Le navire cinglé par le vent, dans la tourmente. La nuit noire, pleine de fausses promesses, partout de l'eau croupie s'épachant contre la coque. Cette eau semble battre le visage des affreux fantômes, ceux qui dérivent sur le pont, s'agitant dans tous les sens avec le but d'avancer pour survivre. De temps en temps leurs yeux morts de fatigue se lèvent à hauteur du fou accroché au mât qui hurle, balloté dans tous les sens avec, pour passer le temps, un carnet à dessins et un stylo. Il est seul là-haut avec les éléments, la nuit devient le jour, le jour devient la nuit. La lune est en haut, en bas, sur les côtés, en travers de ses visions psychotiques. Sa main n'a de cesse de s'agiter sur le carnet, lui aussi semble dériver sur les flots bouillants destinés à tous les engloutir. De tous bords en-dessous les marins s'agitent, hissez la grande voile, échappons-nous, allumez les torches de côté, qu'on puisse voir en avançant. Les vagues transformées en mur de quelques mètres sont parés à dévorer le navire. L'autre tremble, en bas les images sombres des matelos devenus combattants n'ont plus une seconde à donner à la prière, cette année 1901 s'achèvera dans les flots, quelle idée d'être partis en mer si tôt pour du poisson, quelques dessins et des idées fantasmagoriques... Mais déjà le calme revient, voilà l'oeil du cyclone, le silence entouré des ténèbres. L'Autre redescend de son mât, et le capitaine demande pourquoi. C'est bien simple, explique-t-il, je voulais tout faire comme Turner, mais je mourrai comme vous. Le vieux capitaine acquiesce en lissant du bout des doigts sa barbe blanche.

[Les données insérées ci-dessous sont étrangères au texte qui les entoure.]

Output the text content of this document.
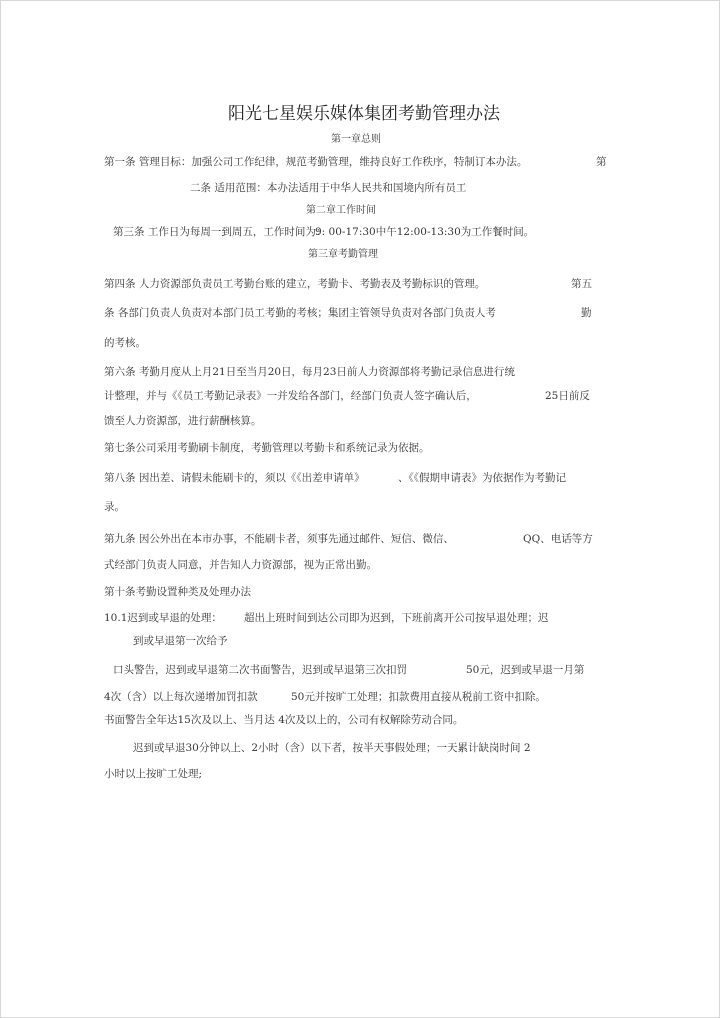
阳光七星娱乐媒体集团考勤管理办法
第一章总则
第一条 管理目标：加强公司工作纪律，规范考勤管理，维持良好工作秩序，特制订本办法。	第
二条 适用范围：本办法适用于中华人民共和国境内所有员工
第二章工作时间
第三条 工作日为每周一到周五，工作时间为：
9: 00-17:30中午12:00-13:30为工作餐时间。
第三章考勤管理
第四条 人力资源部负责员工考勤台账的建立，考勤卡、考勤表及考勤标识的管理。	第五
条 各部门负责人负责对本部门员工考勤的考核；集团主管领导负责对各部门负责人考	勤
的考核。
第六条 考勤月度从上月21日至当月20日，每月23日前人力资源部将考勤记录信息进行统
计整理，并与《《员工考勤记录表》一并发给各部门，经部门负责人签字确认后，	25日前反
馈至人力资源部，进行薪酬核算。
第七条公司采用考勤刷卡制度，考勤管理以考勤卡和系统记录为依据。
第八条 因出差、请假未能刷卡的，须以《《出差申请单》	、《《假期申请表》为依据作为考勤记
录。
第九条 因公外出在本市办事，不能刷卡者，须事先通过邮件、短信、微信、	QQ、电话等方
式经部门负责人同意，并告知人力资源部，视为正常出勤。
第十条考勤设置种类及处理办法
10.1迟到或早退的处理： 超出上班时间到达公司即为迟到，下班前离开公司按早退处理；迟
到或早退第一次给予
口头警告，迟到或早退第二次书面警告，迟到或早退第三次扣罚	50元，迟到或早退一月第
4次（含）以上每次递增加罚扣款	50元并按旷工处理；扣款费用直接从税前工资中扣除。
书面警告全年达15次及以上、当月达 4次及以上的，公司有权解除劳动合同。
迟到或早退30分钟以上、2小时（含）以下者，按半天事假处理；一天累计缺岗时间 2
小时以上按旷工处理;
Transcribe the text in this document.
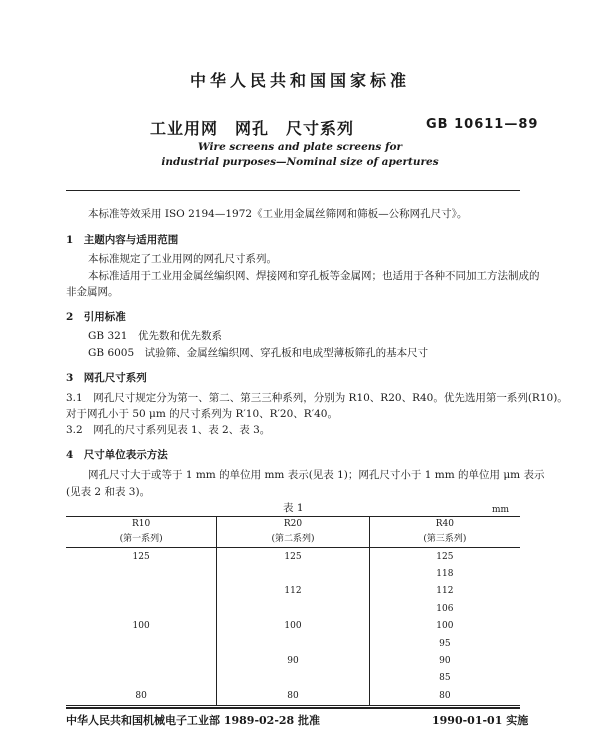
中华人民共和国国家标准
工业用网　网孔　尺寸系列	GB 10611—89
Wire screens and plate screens for
industrial purposes—Nominal size of apertures
本标准等效采用 ISO 2194—1972《工业用金属丝筛网和筛板—公称网孔尺寸》。
1　主题内容与适用范围
本标准规定了工业用网的网孔尺寸系列。
本标准适用于工业用金属丝编织网、焊接网和穿孔板等金属网；也适用于各种不同加工方法制成的
非金属网。
2　引用标准
GB 321　优先数和优先数系
GB 6005　试验筛、金属丝编织网、穿孔板和电成型薄板筛孔的基本尺寸
3　网孔尺寸系列
3.1　网孔尺寸规定分为第一、第二、第三三种系列，分别为 R10、R20、R40。优先选用第一系列(R10)。
对于网孔小于 50 μm 的尺寸系列为 R′10、R′20、R′40。
3.2　网孔的尺寸系列见表 1、表 2、表 3。
4　尺寸单位表示方法
网孔尺寸大于或等于 1 mm 的单位用 mm 表示(见表 1)；网孔尺寸小于 1 mm 的单位用 μm 表示
(见表 2 和表 3)。
表 1	mm
R10	R20	R40
(第一系列)	(第二系列)	(第三系列)
125	125	125
		118
	112	112
		106
100	100	100
		95
	90	90
		85
80	80	80
中华人民共和国机械电子工业部 1989-02-28 批准	1990-01-01 实施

Son regard se trouble, les voici amorçant un mur de descente, un jeunot hurle de la proue du navire "déferlante à bâbord!" un autre encore "mon capitaine, nous sortons de l'oeil" et un troisième de tomber à genoux "voici venir la fin". Lentement le bâteau dévale dans l'obscurité grandissante, sous des tonnes de flots salés, dans la nuit noire obstruée de nuages, le ciel zébré d'éclairs qui s'annoncent encore plus rude. Le capitaine, avant de s'en retourner dans sa cabine, demande alors au peintre précédement hissé de lui montrer les croquis. Un instant il contemple son futur bourreau, commentant d'un "oui, très ressemblant" puis retourne dans sa cabine. Alors le peintre conclu à son tour: et voici venir la fin. Le navire peu à peu devient minuscule dans un océan de torture. Plus petit encore. Plus petit encore. Jusqu'à disparaître. Terrassé.